Eat stop eat pdf 5th edition

The silica in the soil that has been eaten by a South African woman eat stop eat pdf 5th edition up as white on this plain X-ray. Otomacs ate large amounts of soil.

Slaves who practiced geophagia were nicknamed “clay-eaters” because they were known to consume clay, as well as spices, ash, chalk, grass, plaster, paint, and starch. The literature also states, “Many men believed that eating clay increased sexual prowess, and some females claimed that eating clay helped pregnant women to have an easy delivery. Several different rocks of clay-like material being sold at a local market in Kabwe, Zambia. These are usually purchased and consumed by pregnant women. Consumption is greatest among women, especially during pregnancy. In Haiti, people afflicted by poverty are known to eat biscuits made from soil, salt, and vegetable shortening.

These biscuits hold minimal nutritional value, but manage to keep the poor alive. However, long-term consumption of the biscuits is reported to cause stomach pains and malnutrition, and is not recommended by doctors. In the United States, cooked, baked, and processed dirt and clay are sold in health food stores and rural flea markets in the South. However, geophagia has become less prevalent as rural Americans assimilate into urban culture. File:Propithecus candidus ground feeding 001 small. Geophagia is widespread in the animal kingdom.

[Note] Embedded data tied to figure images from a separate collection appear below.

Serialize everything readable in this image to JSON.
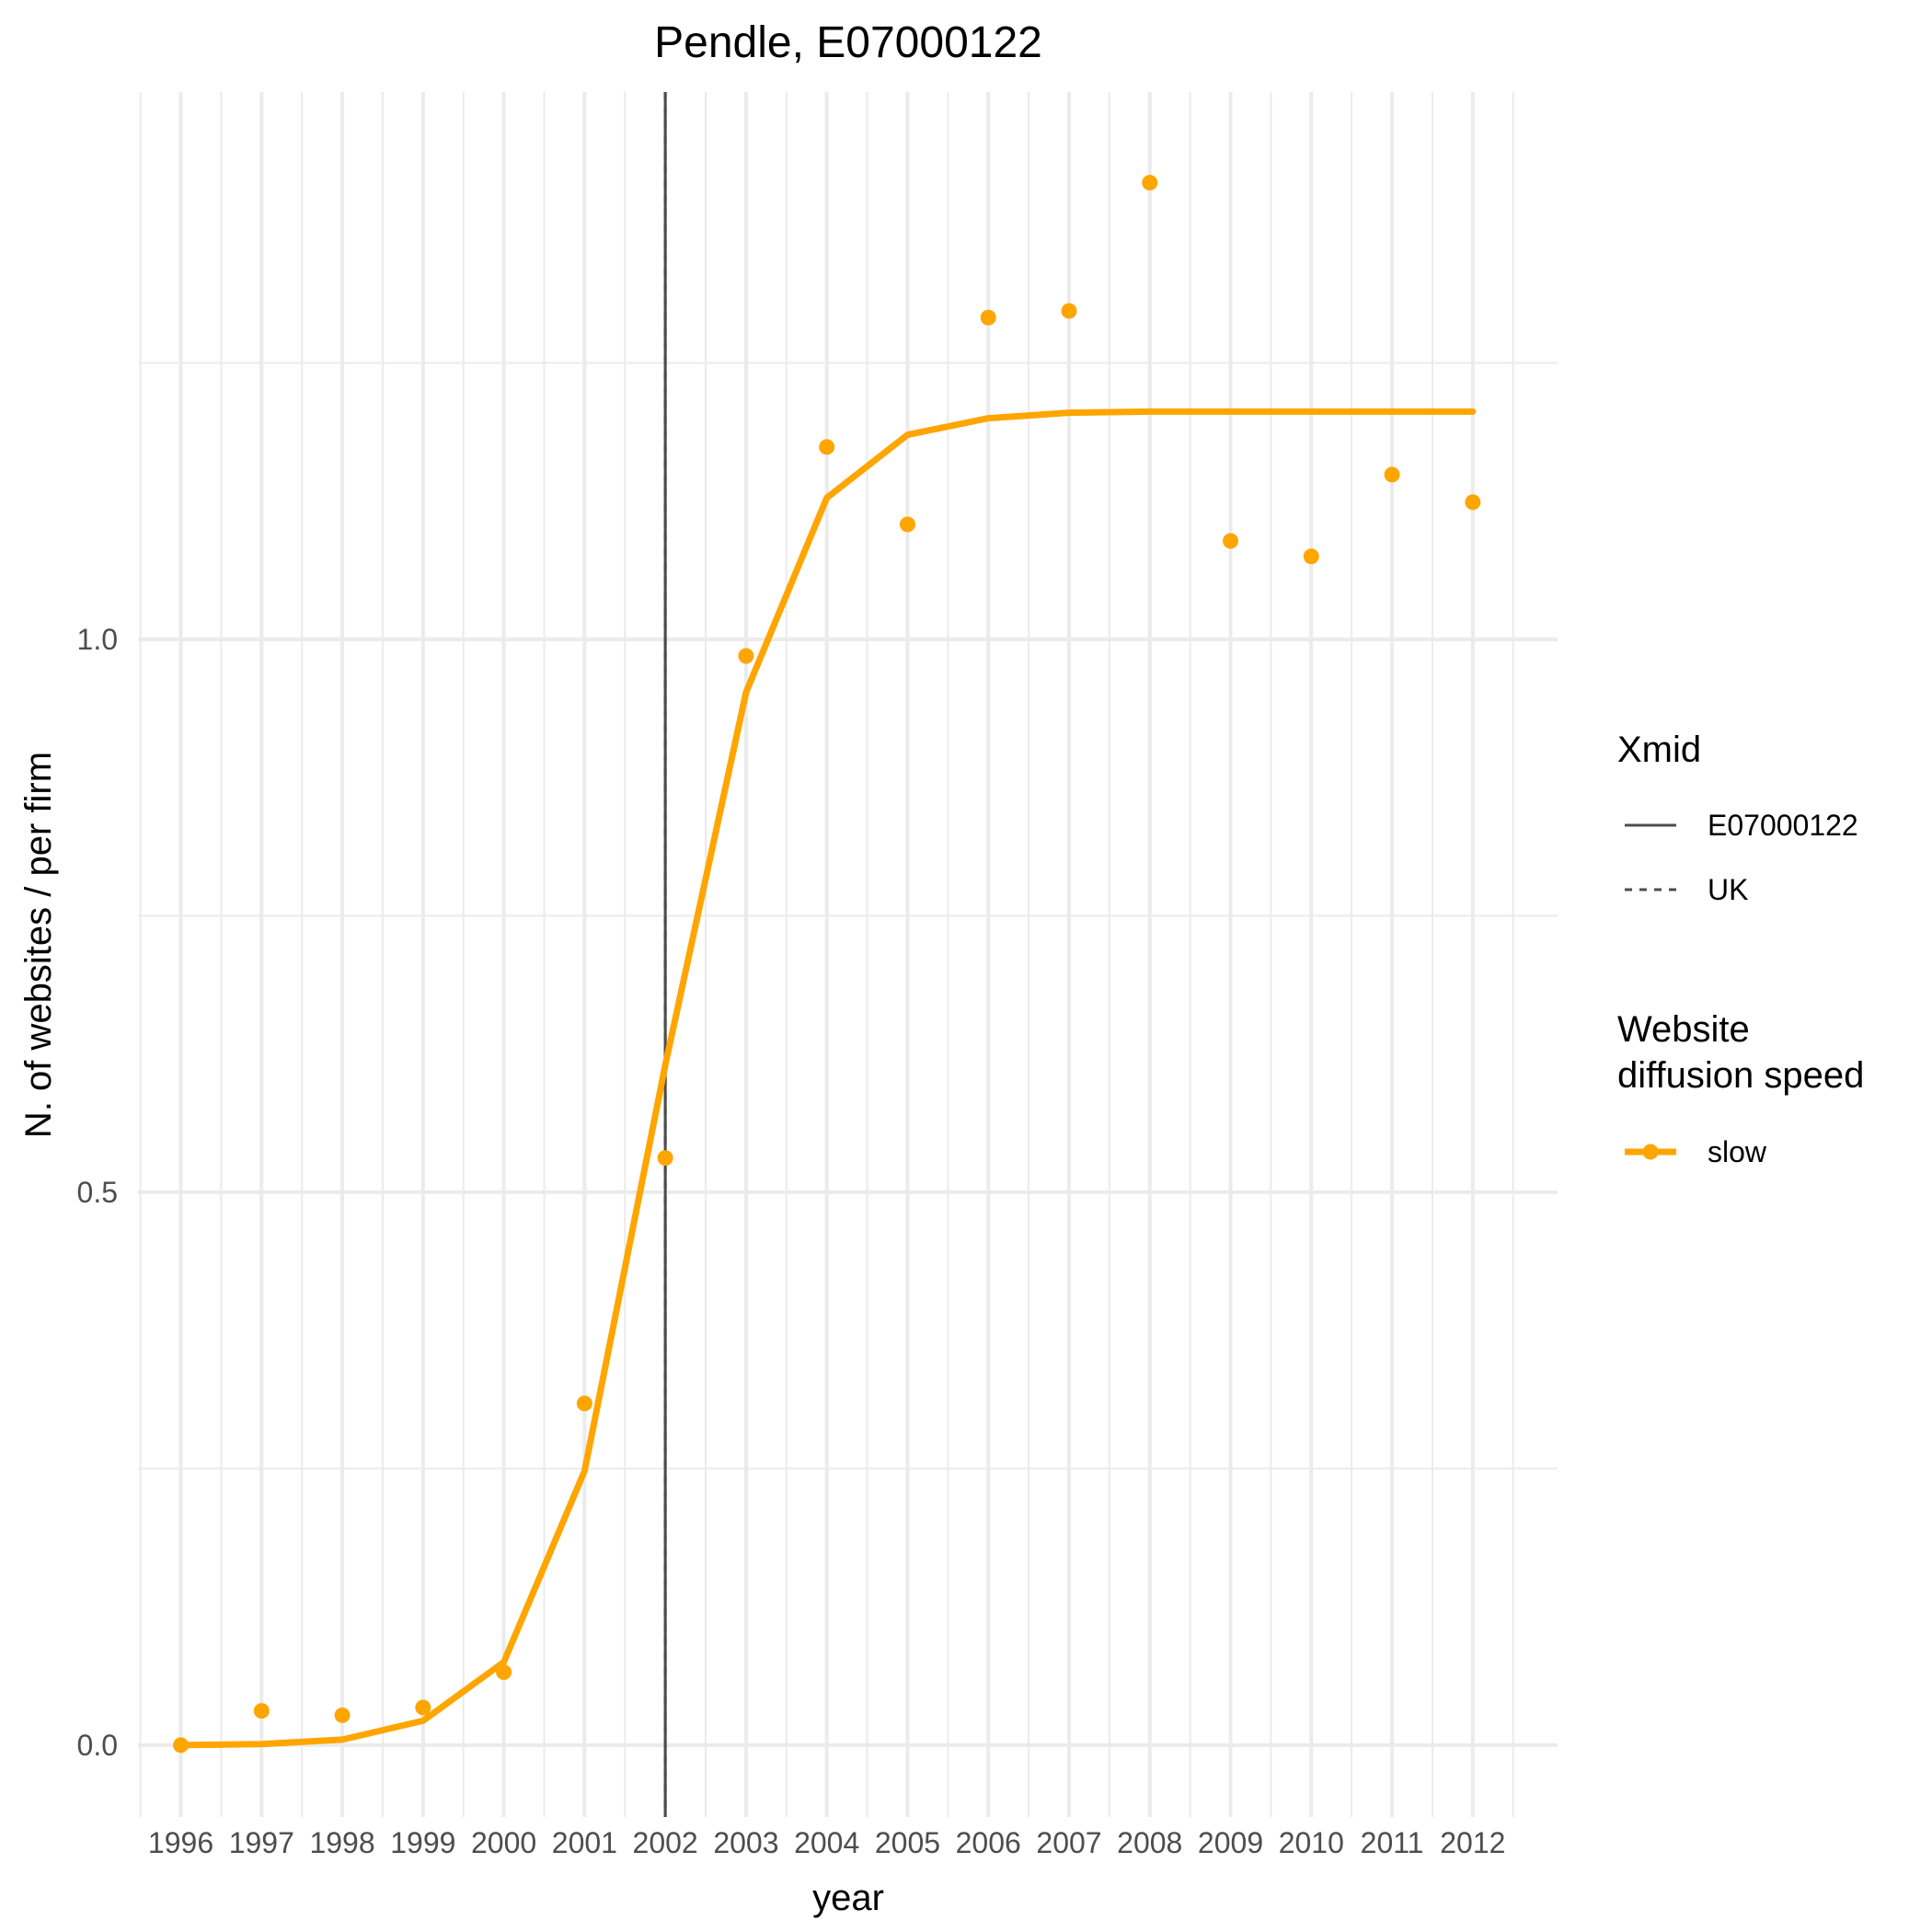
{
  "chart_data": {
    "type": "line",
    "title": "Pendle, E07000122",
    "xlabel": "year",
    "ylabel": "N. of websites / per firm",
    "x": [
      1996,
      1997,
      1998,
      1999,
      2000,
      2001,
      2002,
      2003,
      2004,
      2005,
      2006,
      2007,
      2008,
      2009,
      2010,
      2011,
      2012
    ],
    "x_tick_labels": [
      "1996",
      "1997",
      "1998",
      "1999",
      "2000",
      "2001",
      "2002",
      "2003",
      "2004",
      "2005",
      "2006",
      "2007",
      "2008",
      "2009",
      "2010",
      "2011",
      "2012"
    ],
    "y_ticks": [
      0.0,
      0.5,
      1.0
    ],
    "y_tick_labels": [
      "0.0",
      "0.5",
      "1.0"
    ],
    "xlim": [
      1995.47,
      2013.05
    ],
    "ylim": [
      -0.065,
      1.495
    ],
    "grid": true,
    "series": [
      {
        "name": "slow",
        "kind": "fitted-line",
        "color": "#FFA500",
        "values": [
          0.0,
          0.001,
          0.005,
          0.022,
          0.075,
          0.248,
          0.615,
          0.952,
          1.128,
          1.185,
          1.2,
          1.205,
          1.206,
          1.206,
          1.206,
          1.206,
          1.206
        ]
      },
      {
        "name": "slow",
        "kind": "points",
        "color": "#FFA500",
        "values": [
          0.0,
          0.031,
          0.027,
          0.034,
          0.066,
          0.309,
          0.531,
          0.985,
          1.174,
          1.104,
          1.291,
          1.297,
          1.413,
          1.089,
          1.075,
          1.149,
          1.124
        ]
      }
    ],
    "vlines": [
      {
        "x": 2002,
        "style": "solid",
        "legend": "E07000122",
        "color": "#4d4d4d"
      },
      {
        "x": 2002,
        "style": "dashed",
        "legend": "UK",
        "color": "#4d4d4d"
      }
    ],
    "legend": {
      "placement": "right",
      "groups": [
        {
          "title": "Xmid",
          "items": [
            {
              "label": "E07000122",
              "style": "solid"
            },
            {
              "label": "UK",
              "style": "dashed"
            }
          ]
        },
        {
          "title": "Website\ndiffusion speed",
          "items": [
            {
              "label": "slow",
              "style": "line-point"
            }
          ]
        }
      ]
    }
  }
}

Greek philosopher and physician, was the first to record the use of clay by sick or injured animals in the second century AD. This type of geophagia has been documented in “many species of mammals, birds, reptiles, butterflies and isopods, especially among herbivores”. The preference for certain types of clay or soil can lead to unusual feeding behaviour. The parrots avoid eating the substrate in layers one metre above or below the preferred layer. These parrots regularly eat seeds and unripe fruits containing alkaloids and other toxins that render the seeds and fruits bitter and even lethal. The preferred soils surpass the pure mineral kaolinate and surpass or approach pure bentonite in their capacity to bind quinine and tannic acid. In the Manu River example cited above, the preferred soil bands had much higher levels of sodium than those that were not chosen.